When Mather took over as president of America’s first college, Harvard, his twenty-two-year-old son, Cotton, who’d been preaching sermons since he was sixteen, took over for his father as pastor of Boston’s main church. The younger man soon began issuing specific dates for the end of days and kept doing so for the rest of his life. Six years from now! Okay, thirty-nine years from nowno, wait, fewer than twenty! And when that year passed normally, Cotton Mather announced it would actually be the following year.

If one has enough belief in the supernatural plan, if one’s personal faith is strong enough, false prophecies are just unfortunate miscalculations that don’t falsify anything. If you’re fanatical enough about enacting and enforcing your fiction, it becomes indistinguishable from nonfiction.

But what made the Puritans so American, as they self-consciously invented America, wasn’t just the Protestant zealotry. Rather, it was the paradoxical combination of their beliefs and temperament. They were over-the-top magical thinkers but also prolific readers and writers. They were excruciatingly rational fantasists who regarded theology as an elaborate scientific endeavor. They were whacked-out visionaries but also ambitious bourgeois doers, accomplished managers and owners and makers. They were theologically medieval—but traveling three thousand miles to create a utopia led by university-educated gentlemen was a radically modern endeavor. They were crazed and pragmatic, Quixotes with know-how who went to find a place where nobody would mock them for their delusions and dreams.*4 So the seeds of America in New England were a peculiar hybrid generated from the cusp of the Middle Ages and the Enlightenment, containing elements of both—as the Harvard historian Samuel Eliot Morrison wrote, “the Englishmen who had accepted the Reformation without the Renaissance.”

And their peculiar beliefs and peculiar real-world situation also made them—made Americans—exceptional in another way.

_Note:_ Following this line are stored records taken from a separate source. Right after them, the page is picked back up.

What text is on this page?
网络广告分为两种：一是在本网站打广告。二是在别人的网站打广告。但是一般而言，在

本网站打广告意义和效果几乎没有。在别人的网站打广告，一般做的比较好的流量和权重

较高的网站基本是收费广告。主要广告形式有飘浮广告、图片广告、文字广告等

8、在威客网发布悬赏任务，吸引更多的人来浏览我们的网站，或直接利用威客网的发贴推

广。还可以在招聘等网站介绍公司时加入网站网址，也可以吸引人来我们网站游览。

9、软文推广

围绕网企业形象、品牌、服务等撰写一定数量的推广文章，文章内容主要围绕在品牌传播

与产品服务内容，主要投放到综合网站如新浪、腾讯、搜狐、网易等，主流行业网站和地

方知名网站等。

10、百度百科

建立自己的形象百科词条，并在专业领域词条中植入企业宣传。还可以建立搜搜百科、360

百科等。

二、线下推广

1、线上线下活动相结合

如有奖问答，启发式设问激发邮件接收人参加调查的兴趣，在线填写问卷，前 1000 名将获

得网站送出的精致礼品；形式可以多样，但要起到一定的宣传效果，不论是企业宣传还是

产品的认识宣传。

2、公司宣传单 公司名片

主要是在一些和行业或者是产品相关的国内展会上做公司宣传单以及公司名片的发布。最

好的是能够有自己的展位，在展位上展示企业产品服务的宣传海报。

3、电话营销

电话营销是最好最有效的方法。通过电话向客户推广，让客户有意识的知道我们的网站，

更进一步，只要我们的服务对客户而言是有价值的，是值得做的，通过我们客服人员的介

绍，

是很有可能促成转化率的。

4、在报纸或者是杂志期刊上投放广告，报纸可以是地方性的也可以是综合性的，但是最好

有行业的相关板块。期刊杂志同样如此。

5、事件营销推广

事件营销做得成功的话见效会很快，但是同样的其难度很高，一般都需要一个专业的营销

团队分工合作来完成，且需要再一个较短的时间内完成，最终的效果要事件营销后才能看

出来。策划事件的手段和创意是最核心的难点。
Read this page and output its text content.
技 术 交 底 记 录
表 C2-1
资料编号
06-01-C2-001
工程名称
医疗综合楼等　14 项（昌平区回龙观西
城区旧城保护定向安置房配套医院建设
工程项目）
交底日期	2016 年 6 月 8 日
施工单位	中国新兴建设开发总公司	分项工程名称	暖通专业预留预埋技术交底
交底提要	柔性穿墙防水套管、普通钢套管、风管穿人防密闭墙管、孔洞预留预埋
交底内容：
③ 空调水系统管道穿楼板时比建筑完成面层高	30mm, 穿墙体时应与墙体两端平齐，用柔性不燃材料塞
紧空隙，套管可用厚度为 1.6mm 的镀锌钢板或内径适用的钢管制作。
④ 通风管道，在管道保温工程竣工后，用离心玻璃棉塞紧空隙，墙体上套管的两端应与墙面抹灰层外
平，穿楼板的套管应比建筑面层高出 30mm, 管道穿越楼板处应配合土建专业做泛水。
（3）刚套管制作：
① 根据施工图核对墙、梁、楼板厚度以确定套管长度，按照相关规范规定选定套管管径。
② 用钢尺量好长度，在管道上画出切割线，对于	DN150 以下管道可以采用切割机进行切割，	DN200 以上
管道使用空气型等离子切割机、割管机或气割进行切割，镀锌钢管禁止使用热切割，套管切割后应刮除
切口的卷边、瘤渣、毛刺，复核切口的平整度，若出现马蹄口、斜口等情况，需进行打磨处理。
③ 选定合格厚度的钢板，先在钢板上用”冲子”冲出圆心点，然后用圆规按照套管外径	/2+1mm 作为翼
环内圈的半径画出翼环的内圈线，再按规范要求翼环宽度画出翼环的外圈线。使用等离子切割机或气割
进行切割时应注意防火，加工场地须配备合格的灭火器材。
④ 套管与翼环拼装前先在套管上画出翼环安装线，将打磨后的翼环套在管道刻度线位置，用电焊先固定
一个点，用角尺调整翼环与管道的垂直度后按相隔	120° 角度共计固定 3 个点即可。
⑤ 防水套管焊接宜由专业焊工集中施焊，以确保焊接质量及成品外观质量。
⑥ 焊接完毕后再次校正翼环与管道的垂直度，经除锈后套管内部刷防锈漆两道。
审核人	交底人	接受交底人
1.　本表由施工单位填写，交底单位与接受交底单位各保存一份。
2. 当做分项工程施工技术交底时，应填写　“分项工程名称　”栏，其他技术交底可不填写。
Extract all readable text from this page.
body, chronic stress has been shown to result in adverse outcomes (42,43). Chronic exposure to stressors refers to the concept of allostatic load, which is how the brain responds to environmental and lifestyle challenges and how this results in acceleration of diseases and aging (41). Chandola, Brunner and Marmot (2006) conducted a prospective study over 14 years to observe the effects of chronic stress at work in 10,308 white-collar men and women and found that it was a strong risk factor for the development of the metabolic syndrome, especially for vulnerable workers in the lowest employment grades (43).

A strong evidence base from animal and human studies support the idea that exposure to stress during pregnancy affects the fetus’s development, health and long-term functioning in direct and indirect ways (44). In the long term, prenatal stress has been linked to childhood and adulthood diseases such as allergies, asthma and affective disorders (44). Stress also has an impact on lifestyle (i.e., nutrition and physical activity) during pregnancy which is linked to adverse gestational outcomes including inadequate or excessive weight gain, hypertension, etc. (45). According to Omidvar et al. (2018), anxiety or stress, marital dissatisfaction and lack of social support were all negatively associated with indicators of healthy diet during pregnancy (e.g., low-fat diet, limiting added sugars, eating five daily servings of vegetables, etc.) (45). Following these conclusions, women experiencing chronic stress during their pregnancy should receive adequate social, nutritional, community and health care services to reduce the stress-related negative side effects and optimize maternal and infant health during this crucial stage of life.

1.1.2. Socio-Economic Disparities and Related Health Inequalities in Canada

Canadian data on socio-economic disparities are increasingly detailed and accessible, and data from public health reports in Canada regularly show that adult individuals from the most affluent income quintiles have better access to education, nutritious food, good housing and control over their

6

If you’re extremely religious people who are determined to understand everything factually and precisely; who hate allegorical or metaphorical interpretations of the Bible—and hate art because it could lead you to consider the Bible a book of allegory and metaphor; who love scientific scholarship; and who are personally responsible for your own daily survival in an unforgiving wilderness, aren’t you pretty much bound to become the most literal-mindedfantasists ever?

*1 Their less pious fellow travelers they called the Strangers, one of whom, arriving in 1623, a year and a half after the Mayflower, was evidently an ancestor of mine.

*2 The word wilderness first got currency by means of the first English translations of the Bible, in which it appears 280 times.

*3 In fact, the first governor of the Massachusetts Bay Colony tried to pass a law requiring that women wear veils in public.

*4 The first English translation of Don Quixote was published in 1620, the year the Pilgrims started their American adventure.